Dobra możecie być nieco zdziwieni bo po raz pierwszy produkuje ten artykuł w niedzielę ale dziś sex sponsorki. Taki odcinek bardzo pasuje jak doskonale wiecie. Językiem seksu interesuje się od dłuższego czasu i do niedawna miałam takie poczucie, że polszczyzna jest bardzo uboga jeśli chodzi o neutralne określenia związane z pani zasponsoruje pana. Co powoduje że trudno nam swobodnie o tym seksie rozmawiać. Teraz już wiem że to nie do końca prawda. Język polski rzeczywiście może stawiać nam trudności, kiedy chcemy z bliską osobę porozmawiać o seksie. Ale głównie wtedy, gdy skupimy się na słownictwie używanym w sytuacjach publicznych.
Sytuacja z pani zasponsoruje pana
Normalne słowa takie jak współżycie prądzie członek, to one mogą nam się wydawać zbyt formalne, zbyt medyczne, zbyt oschłe. To z kolei w sytuacji prywatnej nie pomaga. Ktoś z was może powiedzieć, że seks się uprawia a nie o nim gada. Bo to seks poprawiali byśmy ciągle tak samo. A przecież dobrze wiem że czasem potrzebna jest jakaś zmiana. Co więc robić? Jak o tym rozmawiać? Jakich słów używać? Seksuolodzy zachęcają nas do tego żebyśmy stworzyli własny kod, własny szyfr zarezerwowany tylko dla nas. Ale jaki znowu, skąd ten kod wziąć, czym się zainspirować? Dziś postaram się wam z tym pomóc.
Co może pomóc?
Tak się składa że wygrzebałam naprawdę sporo ciekawostek a zmotywowała mnie do tego Marka Durex, która właśnie ruszyła z nową kampanią zachęcającą do otwartego rozmawiania z partnerem lub partnerką o swoich potrzebach seksualnych.

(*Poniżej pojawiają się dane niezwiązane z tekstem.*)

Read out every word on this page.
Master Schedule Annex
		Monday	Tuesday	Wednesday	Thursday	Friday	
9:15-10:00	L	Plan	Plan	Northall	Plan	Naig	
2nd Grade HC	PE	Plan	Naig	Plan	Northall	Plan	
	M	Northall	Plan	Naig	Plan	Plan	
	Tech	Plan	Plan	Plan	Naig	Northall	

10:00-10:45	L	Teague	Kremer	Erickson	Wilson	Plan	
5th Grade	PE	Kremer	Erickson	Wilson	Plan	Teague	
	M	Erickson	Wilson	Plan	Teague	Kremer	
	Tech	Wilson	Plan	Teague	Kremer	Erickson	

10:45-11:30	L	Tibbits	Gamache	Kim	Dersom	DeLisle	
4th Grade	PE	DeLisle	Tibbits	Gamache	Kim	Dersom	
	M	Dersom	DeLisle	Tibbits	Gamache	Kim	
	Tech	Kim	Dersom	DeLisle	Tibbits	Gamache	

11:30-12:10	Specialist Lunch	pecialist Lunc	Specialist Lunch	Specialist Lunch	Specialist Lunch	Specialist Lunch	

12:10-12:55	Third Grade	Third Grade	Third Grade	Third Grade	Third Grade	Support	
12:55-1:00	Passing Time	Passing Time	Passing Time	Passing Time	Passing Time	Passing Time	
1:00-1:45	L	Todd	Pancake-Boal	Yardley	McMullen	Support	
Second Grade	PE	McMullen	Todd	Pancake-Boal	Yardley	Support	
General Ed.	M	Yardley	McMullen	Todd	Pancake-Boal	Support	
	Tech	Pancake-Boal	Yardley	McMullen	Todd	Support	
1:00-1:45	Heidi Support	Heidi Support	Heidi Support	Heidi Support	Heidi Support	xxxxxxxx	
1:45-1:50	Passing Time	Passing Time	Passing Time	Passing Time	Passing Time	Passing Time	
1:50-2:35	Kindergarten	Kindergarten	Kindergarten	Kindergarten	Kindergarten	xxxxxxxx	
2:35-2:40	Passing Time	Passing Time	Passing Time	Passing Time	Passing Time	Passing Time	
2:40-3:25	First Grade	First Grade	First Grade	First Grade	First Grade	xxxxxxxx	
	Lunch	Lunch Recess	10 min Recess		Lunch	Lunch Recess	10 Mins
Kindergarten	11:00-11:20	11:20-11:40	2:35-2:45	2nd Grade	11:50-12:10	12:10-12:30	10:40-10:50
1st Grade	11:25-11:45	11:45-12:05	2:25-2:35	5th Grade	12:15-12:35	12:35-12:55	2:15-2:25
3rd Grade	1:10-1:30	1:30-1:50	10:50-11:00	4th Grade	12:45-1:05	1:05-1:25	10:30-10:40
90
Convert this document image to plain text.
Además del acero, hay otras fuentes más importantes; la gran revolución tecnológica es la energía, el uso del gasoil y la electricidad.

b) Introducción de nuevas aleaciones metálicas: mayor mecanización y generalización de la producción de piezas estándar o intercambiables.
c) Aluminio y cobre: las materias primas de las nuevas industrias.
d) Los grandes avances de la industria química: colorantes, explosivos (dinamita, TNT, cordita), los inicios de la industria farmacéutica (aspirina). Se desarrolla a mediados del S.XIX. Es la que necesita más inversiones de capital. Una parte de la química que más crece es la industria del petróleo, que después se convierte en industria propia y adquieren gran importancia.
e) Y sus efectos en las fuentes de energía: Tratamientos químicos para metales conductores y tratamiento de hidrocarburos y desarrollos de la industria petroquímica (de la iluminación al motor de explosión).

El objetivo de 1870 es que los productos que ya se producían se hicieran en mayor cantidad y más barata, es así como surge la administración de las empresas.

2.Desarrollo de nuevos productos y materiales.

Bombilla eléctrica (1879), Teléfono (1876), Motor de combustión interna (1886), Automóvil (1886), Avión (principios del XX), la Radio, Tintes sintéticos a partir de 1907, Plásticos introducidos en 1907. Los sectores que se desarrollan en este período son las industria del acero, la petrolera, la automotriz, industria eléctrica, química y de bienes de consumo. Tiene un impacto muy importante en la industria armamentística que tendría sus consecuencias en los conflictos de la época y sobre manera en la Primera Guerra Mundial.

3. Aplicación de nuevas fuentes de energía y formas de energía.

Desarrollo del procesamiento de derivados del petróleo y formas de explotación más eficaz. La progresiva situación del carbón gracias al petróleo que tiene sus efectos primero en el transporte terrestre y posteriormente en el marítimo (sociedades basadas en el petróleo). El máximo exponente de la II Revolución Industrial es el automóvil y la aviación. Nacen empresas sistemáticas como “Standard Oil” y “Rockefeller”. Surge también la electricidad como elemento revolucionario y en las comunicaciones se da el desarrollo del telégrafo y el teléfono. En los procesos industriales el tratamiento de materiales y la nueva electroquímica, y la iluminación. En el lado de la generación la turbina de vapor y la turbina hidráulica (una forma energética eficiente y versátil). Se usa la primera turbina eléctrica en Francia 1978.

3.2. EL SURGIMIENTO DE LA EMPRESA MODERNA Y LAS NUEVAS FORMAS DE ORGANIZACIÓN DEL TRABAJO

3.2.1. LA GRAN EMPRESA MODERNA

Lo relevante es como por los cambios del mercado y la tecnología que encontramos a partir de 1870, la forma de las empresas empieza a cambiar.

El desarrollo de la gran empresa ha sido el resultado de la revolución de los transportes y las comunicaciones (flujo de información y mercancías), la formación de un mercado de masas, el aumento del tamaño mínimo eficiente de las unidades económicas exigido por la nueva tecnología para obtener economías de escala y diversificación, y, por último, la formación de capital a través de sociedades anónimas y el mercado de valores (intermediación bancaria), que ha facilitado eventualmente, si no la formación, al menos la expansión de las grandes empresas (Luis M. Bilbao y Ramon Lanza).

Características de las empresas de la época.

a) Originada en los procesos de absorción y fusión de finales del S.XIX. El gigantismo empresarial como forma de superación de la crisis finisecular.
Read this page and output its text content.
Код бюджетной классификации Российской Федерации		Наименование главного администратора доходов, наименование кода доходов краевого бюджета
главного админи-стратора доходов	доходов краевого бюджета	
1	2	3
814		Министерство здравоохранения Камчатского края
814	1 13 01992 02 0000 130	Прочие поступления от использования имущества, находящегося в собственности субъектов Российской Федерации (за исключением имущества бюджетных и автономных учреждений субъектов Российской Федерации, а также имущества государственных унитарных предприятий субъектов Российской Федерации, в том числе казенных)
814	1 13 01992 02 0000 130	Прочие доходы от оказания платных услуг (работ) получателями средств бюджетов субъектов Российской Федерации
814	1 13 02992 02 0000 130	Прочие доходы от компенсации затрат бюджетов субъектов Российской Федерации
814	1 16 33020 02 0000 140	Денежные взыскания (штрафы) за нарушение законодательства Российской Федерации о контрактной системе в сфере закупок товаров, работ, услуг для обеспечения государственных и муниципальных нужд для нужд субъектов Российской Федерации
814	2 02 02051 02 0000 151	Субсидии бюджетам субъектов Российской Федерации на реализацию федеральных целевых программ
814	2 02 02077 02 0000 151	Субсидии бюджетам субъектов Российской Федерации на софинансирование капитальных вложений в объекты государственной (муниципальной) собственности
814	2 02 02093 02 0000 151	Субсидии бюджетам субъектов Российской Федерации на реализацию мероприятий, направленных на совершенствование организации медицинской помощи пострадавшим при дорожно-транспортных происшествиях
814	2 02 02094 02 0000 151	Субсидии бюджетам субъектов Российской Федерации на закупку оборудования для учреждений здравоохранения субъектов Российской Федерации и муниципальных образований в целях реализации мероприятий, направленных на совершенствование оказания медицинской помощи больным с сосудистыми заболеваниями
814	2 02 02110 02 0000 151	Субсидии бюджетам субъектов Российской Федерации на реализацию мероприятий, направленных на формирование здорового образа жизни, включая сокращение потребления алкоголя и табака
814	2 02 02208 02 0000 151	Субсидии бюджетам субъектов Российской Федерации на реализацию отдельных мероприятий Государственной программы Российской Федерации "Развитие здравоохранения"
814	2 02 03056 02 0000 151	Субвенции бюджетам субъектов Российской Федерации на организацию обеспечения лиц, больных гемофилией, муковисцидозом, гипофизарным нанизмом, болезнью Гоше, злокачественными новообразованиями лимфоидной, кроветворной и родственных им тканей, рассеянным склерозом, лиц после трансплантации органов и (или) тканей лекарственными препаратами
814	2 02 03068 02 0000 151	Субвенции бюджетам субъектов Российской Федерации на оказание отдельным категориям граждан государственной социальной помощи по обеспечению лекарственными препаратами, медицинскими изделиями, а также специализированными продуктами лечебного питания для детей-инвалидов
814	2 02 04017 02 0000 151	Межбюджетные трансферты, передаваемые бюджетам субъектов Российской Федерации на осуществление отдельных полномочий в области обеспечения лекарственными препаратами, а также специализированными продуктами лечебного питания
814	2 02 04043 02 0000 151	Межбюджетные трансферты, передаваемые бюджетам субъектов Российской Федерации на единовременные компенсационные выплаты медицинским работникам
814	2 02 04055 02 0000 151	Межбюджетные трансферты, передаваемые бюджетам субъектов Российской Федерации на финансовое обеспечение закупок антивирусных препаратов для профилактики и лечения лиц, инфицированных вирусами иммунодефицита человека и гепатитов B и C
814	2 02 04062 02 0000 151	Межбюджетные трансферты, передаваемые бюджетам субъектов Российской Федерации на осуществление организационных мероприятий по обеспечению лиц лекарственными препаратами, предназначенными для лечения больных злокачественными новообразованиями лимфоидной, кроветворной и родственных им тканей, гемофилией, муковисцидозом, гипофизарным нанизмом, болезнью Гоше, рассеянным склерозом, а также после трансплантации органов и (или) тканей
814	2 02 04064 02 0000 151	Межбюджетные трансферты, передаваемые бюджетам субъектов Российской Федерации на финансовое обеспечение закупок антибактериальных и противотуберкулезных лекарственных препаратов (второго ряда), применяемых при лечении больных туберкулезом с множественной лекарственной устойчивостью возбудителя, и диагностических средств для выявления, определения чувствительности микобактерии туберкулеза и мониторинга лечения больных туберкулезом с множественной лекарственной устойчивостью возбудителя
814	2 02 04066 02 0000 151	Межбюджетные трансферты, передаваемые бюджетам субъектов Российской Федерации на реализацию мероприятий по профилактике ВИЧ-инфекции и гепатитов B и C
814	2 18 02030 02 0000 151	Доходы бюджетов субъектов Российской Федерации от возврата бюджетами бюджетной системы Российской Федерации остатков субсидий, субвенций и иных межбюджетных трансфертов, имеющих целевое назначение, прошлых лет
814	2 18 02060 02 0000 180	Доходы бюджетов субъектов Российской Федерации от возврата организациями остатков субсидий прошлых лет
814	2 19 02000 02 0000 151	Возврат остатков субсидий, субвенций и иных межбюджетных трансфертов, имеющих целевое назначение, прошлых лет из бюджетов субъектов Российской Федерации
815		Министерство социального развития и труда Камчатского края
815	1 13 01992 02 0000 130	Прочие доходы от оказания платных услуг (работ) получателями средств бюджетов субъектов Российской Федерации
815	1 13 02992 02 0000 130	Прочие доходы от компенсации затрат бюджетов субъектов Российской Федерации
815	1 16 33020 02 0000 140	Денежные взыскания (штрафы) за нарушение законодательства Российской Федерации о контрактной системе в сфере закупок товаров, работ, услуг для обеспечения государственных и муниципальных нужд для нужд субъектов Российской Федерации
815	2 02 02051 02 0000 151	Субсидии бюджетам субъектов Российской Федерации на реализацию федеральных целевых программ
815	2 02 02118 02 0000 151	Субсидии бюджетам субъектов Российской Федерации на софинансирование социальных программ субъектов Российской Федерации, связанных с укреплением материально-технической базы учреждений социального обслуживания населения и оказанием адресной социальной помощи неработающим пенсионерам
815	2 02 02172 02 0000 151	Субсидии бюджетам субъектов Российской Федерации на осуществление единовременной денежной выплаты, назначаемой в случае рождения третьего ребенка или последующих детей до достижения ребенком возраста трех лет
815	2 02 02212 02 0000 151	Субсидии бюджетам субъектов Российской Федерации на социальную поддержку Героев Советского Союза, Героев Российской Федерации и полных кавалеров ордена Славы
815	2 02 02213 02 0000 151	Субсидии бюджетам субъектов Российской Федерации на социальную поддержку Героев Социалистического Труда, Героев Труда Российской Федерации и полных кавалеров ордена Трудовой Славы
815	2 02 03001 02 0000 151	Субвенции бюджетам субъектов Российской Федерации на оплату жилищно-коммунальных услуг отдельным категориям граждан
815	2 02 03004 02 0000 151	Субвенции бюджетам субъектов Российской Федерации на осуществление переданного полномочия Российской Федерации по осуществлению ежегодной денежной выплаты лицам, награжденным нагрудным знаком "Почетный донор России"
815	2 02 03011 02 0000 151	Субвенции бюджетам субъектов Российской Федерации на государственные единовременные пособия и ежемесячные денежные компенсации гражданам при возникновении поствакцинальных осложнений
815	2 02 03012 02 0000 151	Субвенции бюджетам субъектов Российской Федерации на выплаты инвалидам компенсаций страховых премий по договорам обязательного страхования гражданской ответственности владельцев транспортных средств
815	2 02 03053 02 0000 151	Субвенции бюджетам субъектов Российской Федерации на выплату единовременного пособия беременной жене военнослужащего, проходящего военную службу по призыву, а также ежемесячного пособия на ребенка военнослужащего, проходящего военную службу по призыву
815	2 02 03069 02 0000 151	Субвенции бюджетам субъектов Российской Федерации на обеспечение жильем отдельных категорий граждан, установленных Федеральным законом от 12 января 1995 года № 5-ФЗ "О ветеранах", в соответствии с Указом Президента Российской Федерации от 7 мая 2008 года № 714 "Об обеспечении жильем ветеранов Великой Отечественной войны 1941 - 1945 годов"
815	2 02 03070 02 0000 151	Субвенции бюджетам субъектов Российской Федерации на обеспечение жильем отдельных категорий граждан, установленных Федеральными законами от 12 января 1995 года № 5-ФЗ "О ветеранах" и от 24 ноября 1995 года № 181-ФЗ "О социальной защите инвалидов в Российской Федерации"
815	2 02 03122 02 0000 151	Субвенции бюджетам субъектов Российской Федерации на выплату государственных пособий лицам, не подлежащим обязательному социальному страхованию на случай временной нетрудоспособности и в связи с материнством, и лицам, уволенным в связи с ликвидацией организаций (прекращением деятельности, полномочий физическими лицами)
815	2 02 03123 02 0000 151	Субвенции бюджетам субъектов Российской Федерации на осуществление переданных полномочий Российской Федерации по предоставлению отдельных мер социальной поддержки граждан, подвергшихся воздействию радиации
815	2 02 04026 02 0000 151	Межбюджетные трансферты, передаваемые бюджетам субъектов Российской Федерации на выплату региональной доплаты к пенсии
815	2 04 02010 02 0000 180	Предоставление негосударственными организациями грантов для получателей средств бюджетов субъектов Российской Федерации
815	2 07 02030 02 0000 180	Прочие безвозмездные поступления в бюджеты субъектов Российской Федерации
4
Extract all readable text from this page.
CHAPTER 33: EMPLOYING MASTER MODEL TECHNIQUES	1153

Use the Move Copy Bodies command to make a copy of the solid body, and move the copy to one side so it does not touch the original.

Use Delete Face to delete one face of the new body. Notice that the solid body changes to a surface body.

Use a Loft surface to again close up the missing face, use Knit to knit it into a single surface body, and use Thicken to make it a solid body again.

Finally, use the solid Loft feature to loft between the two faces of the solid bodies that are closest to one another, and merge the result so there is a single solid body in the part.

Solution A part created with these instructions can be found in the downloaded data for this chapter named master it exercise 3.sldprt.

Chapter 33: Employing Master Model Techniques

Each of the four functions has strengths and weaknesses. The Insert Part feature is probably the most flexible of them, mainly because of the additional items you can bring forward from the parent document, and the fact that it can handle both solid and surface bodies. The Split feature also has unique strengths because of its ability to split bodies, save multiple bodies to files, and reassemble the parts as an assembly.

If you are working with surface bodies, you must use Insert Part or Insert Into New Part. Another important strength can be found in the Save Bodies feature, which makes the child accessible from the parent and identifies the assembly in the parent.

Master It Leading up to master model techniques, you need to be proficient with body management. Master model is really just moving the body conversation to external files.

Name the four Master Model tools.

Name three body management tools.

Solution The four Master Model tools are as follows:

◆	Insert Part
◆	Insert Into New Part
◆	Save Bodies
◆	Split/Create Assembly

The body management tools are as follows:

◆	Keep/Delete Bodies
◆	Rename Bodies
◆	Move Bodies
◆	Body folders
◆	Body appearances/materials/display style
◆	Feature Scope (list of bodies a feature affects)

I która właśnie wypuściła na rynek nową linię prezerwatyw Durex Invisible mającą aż cztery warianty do wyboru z pani zasponsoruje pana. Prezerwatywy mogą być super cienkie, mogą mieć dodatkowe nawilżenie, mogą być powiększone albo dopasowane sex sponsorki. Jest więc w czym wybierać i o czym rozmawiać żeby była jasność.
Dla podsumowania
Zbieram jak najwięcej neutralnych określeń słowa „medyczne”, „wulgarne” i „infantylne”. Ale kiedy przygotowywałam ten wpis dowiedziałam się że z językiem seksu jest jak z samym seksem. To kwestia bardzo indywidualna. Oczywiście jeśli dla was wulgaryzmy, albo zdrobnienie są okej. Jeśli pani zasponsoruje pana działają, to używajcie ich złego słowa. Ja oczywiście zajrzałam do słownika seksualizmów polskich. Niestety ten słownik nie jest powszechnie dostępny. Sama kupiłam go na Allegro. Dlatego zdecydowałam że przeczytam go od początku do końca po to żeby wybrać jak najwięcej neutralnych i sensownych słów, które mogą wam się przydać. Skupiłam się na nazwach tj. „penis”, „jądra”, „prezerwatywy”. Zaczniemy od penisa. W słowniku znalazłam właśnie takie określenia. Gdybyśmy o tym słowie zapomnieli i znaleźli inne określenia.. A jest ich sporo w słowniku.